The COP26 climate change summit begins in Glasgow, Scotland, with leaders and delegates from 200 countries debating how to cut emissions by 2030. With an exponential rise in global warming due to fossil fuel emissions, scientists have called for urgent action to avoid a climate catastrophe.
However, a unanimous decision could be more difficult than imagined, according to COP26 President Alok Sharma. Sharma said an agreement would be tougher than what was achieved in Paris in 2015, when almost all the nations agreed to pursue efforts to limit the rise in global temperature to 1.5°C.
Speaking to the BBC, Sharma said world leaders needed to come forward and collectively agree on how to meet this goal.
Sharma added that they expected more from countries such as China, the largest carbon emitter, calling the summit an opportunity for them to show leadership.
However, if a collective decision cannot be reached, as Sharma fears, the climate change crisis could worsen into a humanitarian crisis with floods, cyclones, hurricanes, and other natural disasters becoming the norm.
According to an Oxfam report, climate-related disasters tripled in 30 years. The rate of sea-level rise between 2006 and 2016 was 2.5 times faster than almost the entire 20th century.
The United Nations Environment Programme estimates that developing countries would need to spend $140-300 billion a year by 2030 to adapt to climate change and cope with damages.
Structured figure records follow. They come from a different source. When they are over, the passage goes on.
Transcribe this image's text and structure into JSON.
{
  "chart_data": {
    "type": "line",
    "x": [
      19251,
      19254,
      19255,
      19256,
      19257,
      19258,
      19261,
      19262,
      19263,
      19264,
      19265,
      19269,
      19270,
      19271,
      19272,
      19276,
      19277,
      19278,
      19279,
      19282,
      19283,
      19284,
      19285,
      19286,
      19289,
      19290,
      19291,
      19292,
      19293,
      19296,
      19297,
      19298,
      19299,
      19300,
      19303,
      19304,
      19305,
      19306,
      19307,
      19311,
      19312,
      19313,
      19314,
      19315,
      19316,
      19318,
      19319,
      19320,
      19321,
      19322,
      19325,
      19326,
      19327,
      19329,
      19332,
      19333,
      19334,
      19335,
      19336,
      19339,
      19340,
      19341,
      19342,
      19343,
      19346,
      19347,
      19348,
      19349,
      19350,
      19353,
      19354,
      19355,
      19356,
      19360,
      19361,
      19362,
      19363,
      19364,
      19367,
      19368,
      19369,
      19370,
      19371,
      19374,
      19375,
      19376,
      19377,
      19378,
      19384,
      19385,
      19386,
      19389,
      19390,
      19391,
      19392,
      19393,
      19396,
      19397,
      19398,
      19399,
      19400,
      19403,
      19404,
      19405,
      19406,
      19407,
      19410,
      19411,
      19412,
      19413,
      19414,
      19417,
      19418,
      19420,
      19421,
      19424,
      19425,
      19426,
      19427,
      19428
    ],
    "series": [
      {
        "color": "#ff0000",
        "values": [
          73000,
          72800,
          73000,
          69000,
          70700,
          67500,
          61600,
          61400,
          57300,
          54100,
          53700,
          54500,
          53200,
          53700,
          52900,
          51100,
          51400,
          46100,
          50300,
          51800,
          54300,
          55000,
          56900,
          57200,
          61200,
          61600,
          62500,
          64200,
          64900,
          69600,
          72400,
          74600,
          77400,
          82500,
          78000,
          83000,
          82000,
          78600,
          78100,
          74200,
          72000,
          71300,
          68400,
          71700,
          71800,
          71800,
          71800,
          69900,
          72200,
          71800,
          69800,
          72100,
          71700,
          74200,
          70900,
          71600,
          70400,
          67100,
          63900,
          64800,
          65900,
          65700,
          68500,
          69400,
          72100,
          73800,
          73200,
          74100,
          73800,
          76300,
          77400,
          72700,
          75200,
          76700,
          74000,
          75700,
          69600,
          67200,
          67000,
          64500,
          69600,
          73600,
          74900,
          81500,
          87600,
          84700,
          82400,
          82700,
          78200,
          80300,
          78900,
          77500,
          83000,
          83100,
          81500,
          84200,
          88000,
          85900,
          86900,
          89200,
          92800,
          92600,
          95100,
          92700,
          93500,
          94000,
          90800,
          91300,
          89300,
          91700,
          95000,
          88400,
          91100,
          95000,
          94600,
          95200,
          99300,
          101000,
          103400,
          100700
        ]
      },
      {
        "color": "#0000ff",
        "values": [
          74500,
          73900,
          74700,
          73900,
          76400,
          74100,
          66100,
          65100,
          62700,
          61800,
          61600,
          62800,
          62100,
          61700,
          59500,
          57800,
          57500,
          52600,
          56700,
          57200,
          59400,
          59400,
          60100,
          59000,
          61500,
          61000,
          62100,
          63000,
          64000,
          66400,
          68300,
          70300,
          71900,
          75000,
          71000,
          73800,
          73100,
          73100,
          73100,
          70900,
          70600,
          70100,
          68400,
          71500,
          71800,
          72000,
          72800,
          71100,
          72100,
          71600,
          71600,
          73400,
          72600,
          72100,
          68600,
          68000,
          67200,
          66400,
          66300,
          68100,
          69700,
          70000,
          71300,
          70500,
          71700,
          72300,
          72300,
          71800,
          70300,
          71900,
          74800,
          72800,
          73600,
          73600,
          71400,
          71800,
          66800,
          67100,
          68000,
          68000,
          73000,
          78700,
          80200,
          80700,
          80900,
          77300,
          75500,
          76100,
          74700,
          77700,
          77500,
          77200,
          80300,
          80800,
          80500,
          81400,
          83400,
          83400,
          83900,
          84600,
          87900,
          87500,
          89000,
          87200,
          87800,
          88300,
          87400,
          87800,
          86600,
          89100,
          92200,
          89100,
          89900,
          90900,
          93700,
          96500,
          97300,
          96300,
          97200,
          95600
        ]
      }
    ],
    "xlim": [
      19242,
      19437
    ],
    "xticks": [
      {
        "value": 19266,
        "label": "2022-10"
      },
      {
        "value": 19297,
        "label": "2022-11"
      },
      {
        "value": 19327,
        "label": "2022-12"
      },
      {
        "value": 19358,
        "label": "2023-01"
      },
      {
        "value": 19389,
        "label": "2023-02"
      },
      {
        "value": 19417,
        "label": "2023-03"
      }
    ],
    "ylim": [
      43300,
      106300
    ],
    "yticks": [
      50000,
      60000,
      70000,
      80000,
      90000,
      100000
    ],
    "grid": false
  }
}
Here are some natural disasters that climate change could trigger if immediate action is not taken:
Wildfires in Australia
Australia was swept by the worst-ever bushfire season at the beginning of 2020, following on the heels of its hottest year on record. The fires burned through 10 million hectares, razed entire communities, destroyed homes, and left millions affected by hazardous haze. The blaze killed over a billion native animals, with some species and ecosystems unlikely to recover. Such forest fires are likely to become more common, not only in Australia but the likes of California in the US and even in India, as a hotter planet leaves the soil extremely dry.
Droughts in east Africa
Higher sea temperatures have doubled the chances of drought in the Horn of Africa. The region witnessed severe droughts in 2011, 2017, and 2019 that wiped out crop and livestock and left 15 million people in Kenya, Somalia, and Ethiopia in need of aid, the Oxfam report said. Millions are facing acute food and water shortages.
Floods in south Asia
Deadly floods and landslides have forced 12 million people in India, Bangladesh, and Nepal to abandon their homes, according to the Oxfam report. In some places, this was the worst flooding in nearly 30 years — a third of Bangladesh went under water. While flooding is expected during monsoon, scientists said the region’s monsoon rains are intensifying because of rising sea surface temperatures in south Asia.
Melting Himalayan glaciers
A TERI (The Energy and Resources Institute) report found that climate change had a strong influence on the precipitation over the Himalayas and the melting response of glaciers. This affects the runoff pattern of rivers that drain from the Himalayan catchments. The Himalayan cryosphere is the lifeblood of three major river catchments originating from the Indian and Nepal part of the mountains. These rivers are the source of life and livelihood of over 500 million people in the Indo-Gangetic plains; any variability in their pattern of flow can have far-reaching consequences.